Article Text
Abstract
Aims John Rawls’ principle of ‘maximin’ – spending the maximum amount of resources on the proportion of society that is worst off has governed healthcare resource allocation in the U. K. However the principle fails when resources are scarce and the majority of the population is deprived of their needs. We hypothesise that in the context of life sustaining technology the focus on mortality as an outcome measure in both clinical practice and research may lead to the failure of the maximin principle. Paediatric intensive care is both an expensive and scarce resource. We aimed to examine the effect of resource use and outcome within a PICU to explore our hypothesis further.
Methods Time series analyses to investigate resource use (length of stay/bed days) and outcome in a single PICU between 2004 and 2014.

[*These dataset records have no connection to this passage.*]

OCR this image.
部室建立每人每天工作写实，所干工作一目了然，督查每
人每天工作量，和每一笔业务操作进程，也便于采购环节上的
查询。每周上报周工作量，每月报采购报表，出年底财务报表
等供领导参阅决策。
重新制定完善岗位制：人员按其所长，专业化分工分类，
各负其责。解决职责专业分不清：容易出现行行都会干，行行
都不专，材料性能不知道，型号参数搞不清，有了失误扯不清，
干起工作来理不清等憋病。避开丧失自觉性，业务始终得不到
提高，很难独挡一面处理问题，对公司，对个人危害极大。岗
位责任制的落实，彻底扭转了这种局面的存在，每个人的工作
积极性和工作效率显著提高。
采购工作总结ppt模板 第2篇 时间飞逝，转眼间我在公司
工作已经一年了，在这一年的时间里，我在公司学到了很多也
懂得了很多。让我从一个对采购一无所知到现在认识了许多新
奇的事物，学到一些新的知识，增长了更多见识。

Results The number of deaths per month has decreased over the period. However both the median and mean length of stay values has increased. Moreover, the difference between the mean and the median has increased and is positive. This suggests that more bed days are being occupied by outliers in the lengths of stay (either more outliers or outliers staying longer). Children in top quartile for length of stay utilised an increasing number of bed days over the period, but there was also a trend towards an increase in the number of deaths in this sub-group.
Conclusion Our data suggests over the last decade the length of stay in PICU has increased. In particular though, children who eventually die are being kept alive for longer. They utilise a greater proportion of resources. Clinicians and researchers need to be cognisant that this does not affect access to healthcare resources for the majority of children.